Прискорбная привычка к оправданиям оборачивается соблазном и предательством; избрав фиктивный подход к собственной персоне, так и остаемся во лжи, отвергаем путь совершенствования, всё равно как если бы возвратившийся блудный сын, пресытившись пирами и тельцами, забыл о былом сиротстве, о наготе и стручках, кое-как, формально, лишь из страха вновь низринуться в общество свиней, помогал по хозяйству, скучал и никогда не пытался понять сокровенного языка своего сердца, на котором звучал отцовский зов. «Есть тебе дело, душа моя, – взывает святитель Григорий, – исследуй, что ты такое, куда тебе стремиться, откуда ты произошла и где нужно остановиться…» [371].
В одной журнальной статье хвалили игумению, умело назначавшую послушания с учетом мирской профессии и сложившегося темперамента, скажем, Г. чем-то там заведовала и привыкла командовать, ее продвигают в благочинные, а М. тихоня, чистюля, пусть убирает храм. Но, может быть, для человеческого развития Г. и М. больше пользы принесло бы обживание чего-то нового и неизвестного, требующее преодоления природных склонностей, привычек и предпочтений.
Один настоятель время от времени устраивает массовое переселение, перемену келий, сопровождающуюся, разумеется, всеобщим стоном и неудовольствием; сам он страдает едва ли не больше всех, но желает «чтоб хоть так, хоть в ерунде поворачивались против своей воли!».

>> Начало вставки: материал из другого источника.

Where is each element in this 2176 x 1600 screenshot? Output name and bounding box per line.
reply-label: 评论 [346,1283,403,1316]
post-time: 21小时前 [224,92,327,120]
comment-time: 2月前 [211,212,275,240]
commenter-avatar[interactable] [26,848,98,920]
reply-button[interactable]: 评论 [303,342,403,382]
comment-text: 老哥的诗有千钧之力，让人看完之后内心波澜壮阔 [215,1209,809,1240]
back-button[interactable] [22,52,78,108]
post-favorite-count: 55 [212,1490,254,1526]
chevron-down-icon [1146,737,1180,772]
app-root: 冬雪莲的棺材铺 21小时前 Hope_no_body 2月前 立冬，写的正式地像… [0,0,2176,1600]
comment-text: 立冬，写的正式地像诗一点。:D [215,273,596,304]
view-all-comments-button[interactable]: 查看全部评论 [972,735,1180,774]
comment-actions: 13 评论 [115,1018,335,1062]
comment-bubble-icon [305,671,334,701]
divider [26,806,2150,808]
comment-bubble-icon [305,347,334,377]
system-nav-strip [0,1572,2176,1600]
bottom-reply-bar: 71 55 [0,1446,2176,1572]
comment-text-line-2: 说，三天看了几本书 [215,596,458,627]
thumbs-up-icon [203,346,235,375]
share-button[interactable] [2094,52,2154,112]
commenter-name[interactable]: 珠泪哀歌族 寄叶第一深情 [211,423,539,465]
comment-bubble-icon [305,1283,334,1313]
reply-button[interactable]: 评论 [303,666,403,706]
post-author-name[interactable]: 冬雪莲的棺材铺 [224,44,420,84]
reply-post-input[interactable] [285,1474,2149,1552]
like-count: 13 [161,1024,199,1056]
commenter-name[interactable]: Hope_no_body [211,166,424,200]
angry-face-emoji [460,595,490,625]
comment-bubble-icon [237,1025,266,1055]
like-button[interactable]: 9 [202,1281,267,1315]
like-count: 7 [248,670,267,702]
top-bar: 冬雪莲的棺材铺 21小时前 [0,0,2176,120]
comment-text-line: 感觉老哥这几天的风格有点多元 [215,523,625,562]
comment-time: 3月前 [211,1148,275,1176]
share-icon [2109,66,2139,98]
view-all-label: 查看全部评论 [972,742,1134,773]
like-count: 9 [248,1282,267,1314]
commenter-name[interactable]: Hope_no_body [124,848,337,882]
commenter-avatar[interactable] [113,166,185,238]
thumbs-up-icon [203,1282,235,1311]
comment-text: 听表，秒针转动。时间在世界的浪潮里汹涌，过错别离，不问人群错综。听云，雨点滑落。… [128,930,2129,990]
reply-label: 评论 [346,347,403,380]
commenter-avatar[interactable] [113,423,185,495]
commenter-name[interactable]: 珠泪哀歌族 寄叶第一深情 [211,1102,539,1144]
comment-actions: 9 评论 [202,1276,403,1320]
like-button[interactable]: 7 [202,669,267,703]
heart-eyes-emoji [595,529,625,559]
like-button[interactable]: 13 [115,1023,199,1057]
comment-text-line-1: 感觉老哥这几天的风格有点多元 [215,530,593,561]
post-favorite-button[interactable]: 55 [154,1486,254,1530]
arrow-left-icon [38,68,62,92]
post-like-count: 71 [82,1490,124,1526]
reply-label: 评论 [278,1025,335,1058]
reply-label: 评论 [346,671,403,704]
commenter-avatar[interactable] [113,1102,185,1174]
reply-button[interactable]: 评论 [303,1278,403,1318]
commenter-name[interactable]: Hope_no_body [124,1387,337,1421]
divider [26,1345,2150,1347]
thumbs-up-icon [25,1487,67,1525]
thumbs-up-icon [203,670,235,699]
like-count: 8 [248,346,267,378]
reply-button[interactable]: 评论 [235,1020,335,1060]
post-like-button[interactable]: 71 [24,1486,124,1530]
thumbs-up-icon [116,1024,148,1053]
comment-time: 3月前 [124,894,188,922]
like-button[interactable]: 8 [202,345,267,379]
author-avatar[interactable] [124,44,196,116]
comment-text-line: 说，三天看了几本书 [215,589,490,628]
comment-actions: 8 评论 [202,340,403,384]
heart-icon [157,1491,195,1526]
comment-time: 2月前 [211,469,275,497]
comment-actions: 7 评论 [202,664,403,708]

Редко кто интересуется порядком, необходимым для преуспеяния [372]. Почему-то ожидают найти в монастыре покой, и удивляются, встретив жестокий мятеж страстей [373]. Захлебываясь в черных волнах, воздвигаемых велиаром [374], пытаются еще и пришпоривать природу, давить на себя, выжимать благочестивые реакции, не учитывая, что для изглаждения впечатлений греховных нужно время [375]; на самом деле совершается естественный процесс: кто отрекся ради служения Богу, тот находит в себе противление, скрытые пристрастия, невидимые узы, тайное борение [376].
362
Преподобный Иустин (Попович). Проблема личности и познания. Собрание творений, т. 1, с. 257, 265.
364
Святитель Игнатий Брянчанинов. Приношение современному монашеству. Собр. соч. т. 5, М., 2001, с. 379.
371
Стихотворение святителя Григория Богослова. Собрание творений, АСТ, 2000, т. II, с. 138.
372
Поучение преподобного Антония Великого. Отечник. Собр. соч. святителя Игнатия Брянчанинова, т. VI, М., 2001, с. 38.